Le Sénat a avancé quelques propositions chocs pour contrer ces pénuries : rendre publiques les ruptures de stock, leur gestion par les industriels et les sanctions qui leur sont infligés ; ou encore créer un programme public de production et distribution de quelques médicaments essentiels concernés par des arrêts de commercialisation. Le Leem balaie ces suggestions et en avance d’autres : « Définir les médicaments d’intérêt sanitaire et stratégique (MISS) pour lesquels des obligations de sécurisation sont renforcées », mais aussi « favoriser la localisation en Europe des sites de production des matières premières actives et des MISS ». Pour Philippe Lamoureux, des « incitations fiscales » sont nécessaires, un point sur lequel il rejoint le Sénat qui évoque de son côté des « exonérations fiscales ».
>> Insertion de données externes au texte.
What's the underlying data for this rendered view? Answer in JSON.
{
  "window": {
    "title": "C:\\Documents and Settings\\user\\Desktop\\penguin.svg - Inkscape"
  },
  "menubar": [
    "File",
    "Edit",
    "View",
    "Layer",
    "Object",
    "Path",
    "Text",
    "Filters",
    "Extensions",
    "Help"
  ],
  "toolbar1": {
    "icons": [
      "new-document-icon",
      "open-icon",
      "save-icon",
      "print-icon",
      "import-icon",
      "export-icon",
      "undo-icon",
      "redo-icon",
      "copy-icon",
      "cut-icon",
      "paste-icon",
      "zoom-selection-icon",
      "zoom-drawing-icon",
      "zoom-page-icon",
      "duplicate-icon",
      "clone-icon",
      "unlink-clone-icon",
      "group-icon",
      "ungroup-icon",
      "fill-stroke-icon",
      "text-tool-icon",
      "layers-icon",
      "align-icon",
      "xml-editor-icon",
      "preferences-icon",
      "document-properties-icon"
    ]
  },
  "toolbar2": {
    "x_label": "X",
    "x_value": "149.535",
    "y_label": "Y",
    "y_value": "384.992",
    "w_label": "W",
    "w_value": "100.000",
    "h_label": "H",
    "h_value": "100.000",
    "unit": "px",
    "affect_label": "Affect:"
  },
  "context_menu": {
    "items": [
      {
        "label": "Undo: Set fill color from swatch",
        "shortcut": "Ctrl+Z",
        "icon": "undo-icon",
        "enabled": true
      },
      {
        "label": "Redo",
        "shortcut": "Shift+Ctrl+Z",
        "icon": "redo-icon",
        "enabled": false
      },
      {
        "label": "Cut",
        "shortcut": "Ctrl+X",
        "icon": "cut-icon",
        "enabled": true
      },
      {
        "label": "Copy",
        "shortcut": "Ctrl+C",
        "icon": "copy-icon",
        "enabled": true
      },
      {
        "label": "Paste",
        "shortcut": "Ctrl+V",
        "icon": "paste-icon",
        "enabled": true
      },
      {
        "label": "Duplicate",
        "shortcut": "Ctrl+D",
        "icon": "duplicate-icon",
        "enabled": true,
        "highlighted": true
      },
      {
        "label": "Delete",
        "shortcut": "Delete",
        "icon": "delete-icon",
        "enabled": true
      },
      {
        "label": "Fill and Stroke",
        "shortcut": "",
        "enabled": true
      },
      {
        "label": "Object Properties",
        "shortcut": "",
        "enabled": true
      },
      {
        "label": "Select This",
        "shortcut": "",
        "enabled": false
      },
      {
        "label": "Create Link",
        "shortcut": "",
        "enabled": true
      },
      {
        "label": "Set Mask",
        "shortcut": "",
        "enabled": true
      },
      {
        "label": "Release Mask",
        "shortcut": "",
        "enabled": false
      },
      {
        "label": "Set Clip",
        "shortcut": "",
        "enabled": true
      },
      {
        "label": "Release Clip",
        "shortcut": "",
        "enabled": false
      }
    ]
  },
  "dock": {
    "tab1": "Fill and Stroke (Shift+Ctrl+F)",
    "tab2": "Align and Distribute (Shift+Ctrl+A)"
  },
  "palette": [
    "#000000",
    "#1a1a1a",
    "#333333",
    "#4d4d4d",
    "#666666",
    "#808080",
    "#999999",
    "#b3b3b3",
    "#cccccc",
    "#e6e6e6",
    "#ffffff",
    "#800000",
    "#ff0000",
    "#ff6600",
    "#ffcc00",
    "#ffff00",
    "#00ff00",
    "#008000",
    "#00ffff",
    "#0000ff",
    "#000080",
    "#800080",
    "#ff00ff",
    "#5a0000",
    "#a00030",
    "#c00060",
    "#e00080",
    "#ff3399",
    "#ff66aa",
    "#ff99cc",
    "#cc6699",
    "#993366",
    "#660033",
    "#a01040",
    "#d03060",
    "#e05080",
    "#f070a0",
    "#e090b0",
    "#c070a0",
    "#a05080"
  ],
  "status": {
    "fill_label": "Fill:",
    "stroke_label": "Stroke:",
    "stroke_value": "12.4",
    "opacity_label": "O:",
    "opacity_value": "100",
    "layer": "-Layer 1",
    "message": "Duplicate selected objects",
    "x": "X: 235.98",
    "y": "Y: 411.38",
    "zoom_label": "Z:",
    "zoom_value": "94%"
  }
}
(1) Rapport d’information de M. Jean-Pierre Decool, fait au nom de la mission d’information sur la pénurie de médicaments et de vaccins, n° 737 (2017-2018), 27 septembre 2018 (consulter le lien bit.ly/2GW9cma).
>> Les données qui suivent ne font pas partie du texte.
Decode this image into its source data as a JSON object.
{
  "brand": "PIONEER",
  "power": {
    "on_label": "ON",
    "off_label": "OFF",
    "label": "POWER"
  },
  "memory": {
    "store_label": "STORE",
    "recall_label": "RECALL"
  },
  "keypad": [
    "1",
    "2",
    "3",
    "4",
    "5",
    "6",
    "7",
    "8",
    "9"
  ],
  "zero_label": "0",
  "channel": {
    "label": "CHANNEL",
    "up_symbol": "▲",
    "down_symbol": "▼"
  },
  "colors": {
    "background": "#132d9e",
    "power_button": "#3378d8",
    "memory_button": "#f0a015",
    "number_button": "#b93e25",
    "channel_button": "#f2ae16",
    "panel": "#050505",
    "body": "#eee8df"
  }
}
RUPTURE D’AMOXICILLINE POUR CAUSE DE POLLUTION EN CHINE

L’histoire, surprenante, est racontée par l’Académie de pharmacie dans son rapport sur l’« Indisponibilité des médicaments », paru l’année dernière. En 2018, le monde a traversé une pénurie mondiale d’amoxicilline, conséquence des mesures prises par le gouvernement chinois pour lutter conte la pollution de l’air. Ce dernier a, courant 2017, coupé l’approvisionnement en électricité de grandes zones industrielles, et notamment de l’usine qui fabrique le principe actif de cet antibiotique essentiel. L’académie invite à une prise de conscience « des risques que fait peser la grande dépendance de l’Europe » pour « des pans entiers de notre pharmacopée de base ».
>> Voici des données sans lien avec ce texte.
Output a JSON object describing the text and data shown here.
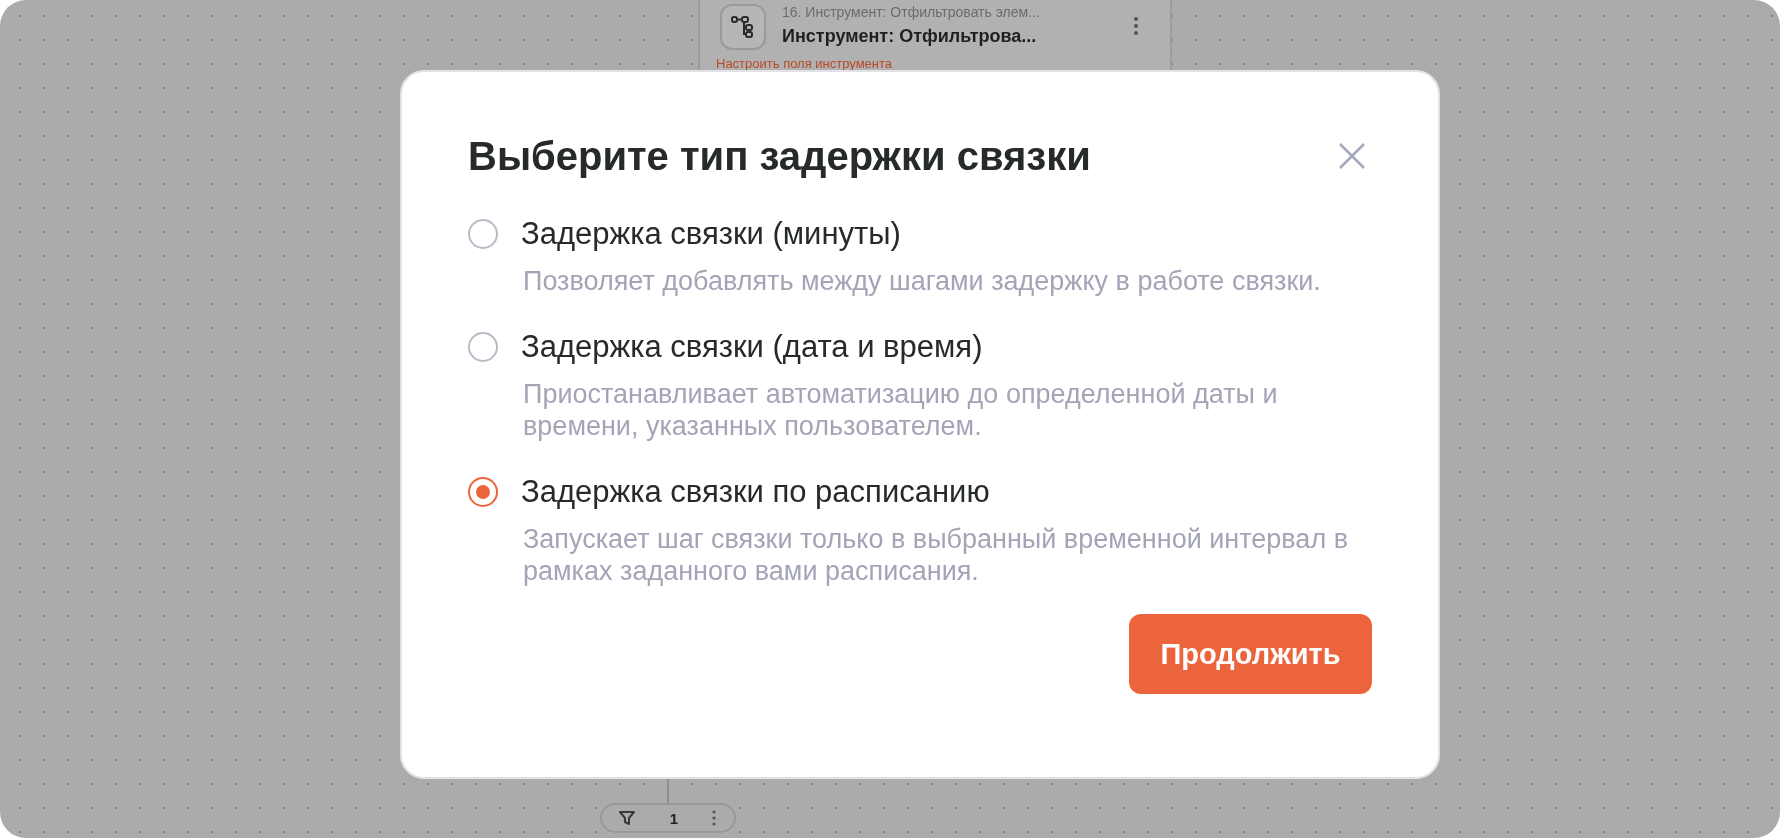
{
  "canvas": {
    "card": {
      "step": "16. Инструмент: Отфильтровать элем...",
      "title": "Инструмент: Отфильтрова...",
      "warning": "Настроить поля инструмента"
    },
    "filter_pill": {
      "count": "1"
    }
  },
  "dialog": {
    "title": "Выберите тип задержки связки",
    "options": [
      {
        "label": "Задержка связки (минуты)",
        "description": "Позволяет добавлять между шагами задержку в работе связки.",
        "selected": false
      },
      {
        "label": "Задержка связки (дата и время)",
        "description": "Приостанавливает автоматизацию до определенной даты и времени, указанных пользователем.",
        "selected": false
      },
      {
        "label": "Задержка связки по расписанию",
        "description": "Запускает шаг связки только в выбранный временной интервал в рамках заданного вами расписания.",
        "selected": true
      }
    ],
    "button": "Продолжить"
  }
}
ONCOLOGIE : PERTES DE CHANCES ET DÉCÈS

En oncologie, les tensions ou les ruptures de médicaments peuvent aboutir à « des pertes de chances, des progressions, des effets indésirables, voire des décès », a déclaré sans détour l’Institut national du cancer (Inca) devant le Sénat. Par exemple, pour le lymphome de Hodgkin, un cancer qui touche les sujets jeunes, le médicament de référence, la méchloréthamine, assure un taux de survie de 90 %. En rupture, il est remplacé par un traitement n’affichant lui qu’un taux de survie de 75 %. Le collectif d’associations de patients France Assos Santé a également insisté sur les conséquences en pédiatrie : il existe peu de médicaments adaptés aux enfants, « il arrive alors que l’on cherche en urgence à traiter une maladie au moyen d’un produit dont les effets secondaires chez l’enfant, dont la physiologie est différente de l’adulte, n’ont pas été étudiés ».